Yes hashing is better but...

So I knew I would regret this but here we go. I started a new project and decided I would use the built-in Microsoft membership stuff in MVC 4 (BasicMembership) so that I didn't have to write the registration, login, oauth, etc...

Now I want to modify some of this behavior and use as much best practice as possible. This came about because I decided I would need to associate multiple users under 1 parent (company) - I know I can do all of the work in the controller and still accomplish this, but that is not my desire.

Here is my problem/desire:

1.) I want to create the entries in SQL tables UserProfile/WebPages_Membership myself. I want to do this in my repository and I don't want it to be coupled to ASP.NET. The problem is that MVC is encrypting the password via IMembershipAdapter that I do not have access to. How can I use the same encryption key to encrypt the data so that I can accomplish #2?

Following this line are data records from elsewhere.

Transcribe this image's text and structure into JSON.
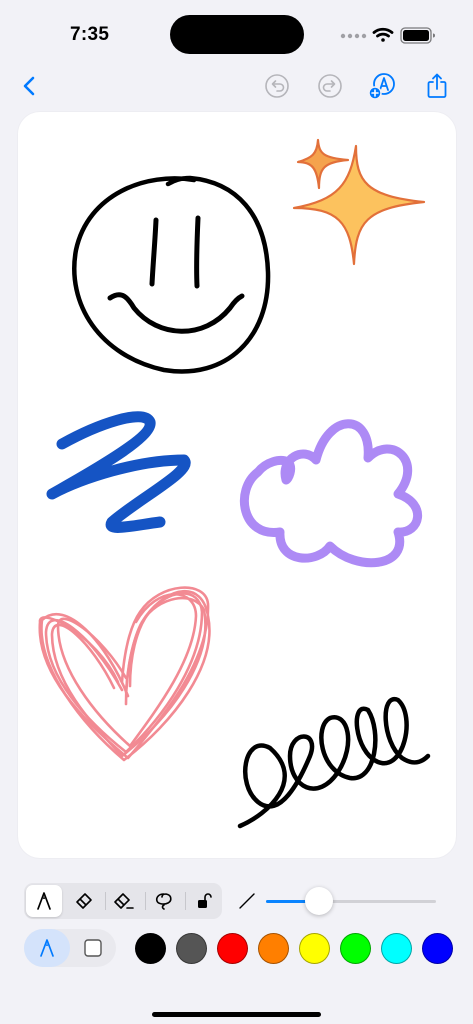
{
  "status_bar": {
    "time": "7:35",
    "icons": [
      "signal-icon",
      "wifi-icon",
      "battery-icon"
    ]
  },
  "nav": {
    "buttons": [
      "back-icon",
      "undo-icon",
      "redo-icon",
      "markup-icon",
      "share-icon"
    ],
    "accent": "#007aff",
    "disabled": "#b5b5ba"
  },
  "canvas": {
    "drawings": [
      "smiley-face",
      "sparkles",
      "blue-scribble",
      "purple-cloud",
      "pink-heart",
      "black-loops"
    ],
    "colors": {
      "smiley": "#000000",
      "sparkle_fill": "#fcc25e",
      "sparkle_stroke": "#e2703a",
      "scribble": "#1554c4",
      "cloud": "#ad8af5",
      "heart": "#f28a93",
      "loops": "#000000"
    }
  },
  "toolbar": {
    "tools": [
      "pen-tool",
      "eraser-tool",
      "pixel-eraser-tool",
      "lasso-tool",
      "lock-tool"
    ],
    "selected_tool": "pen-tool",
    "stroke_width_fraction": 0.31,
    "modes": [
      "pen-mode",
      "shape-mode"
    ],
    "selected_mode": "pen-mode",
    "palette": [
      {
        "name": "black",
        "hex": "#000000"
      },
      {
        "name": "gray",
        "hex": "#555555"
      },
      {
        "name": "red",
        "hex": "#ff0000"
      },
      {
        "name": "orange",
        "hex": "#ff7f00"
      },
      {
        "name": "yellow",
        "hex": "#ffff00"
      },
      {
        "name": "green",
        "hex": "#00ff00"
      },
      {
        "name": "cyan",
        "hex": "#00ffff"
      },
      {
        "name": "blue",
        "hex": "#0000ff"
      }
    ]
  }
}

2.) I dont want to re-invent the wheel entirely so I would still like to use some of the features such as:

WebSecurity.Login(model.UserName, model.Password, persistCookie: model.RememberMe)

3.) I don't want my business logic in the controller! While I am working at the repo level, all of the orchestration will take place in the business tier.

Thanks for taking the time to read my post :-)

Answer 1

First of all did you look at: ASP.NET MembershipProvider -- How exactly does it do encryption?

Second thig maybe use something already done like: CodeFirst Membership Provider it allows you to create own tables using EF code first.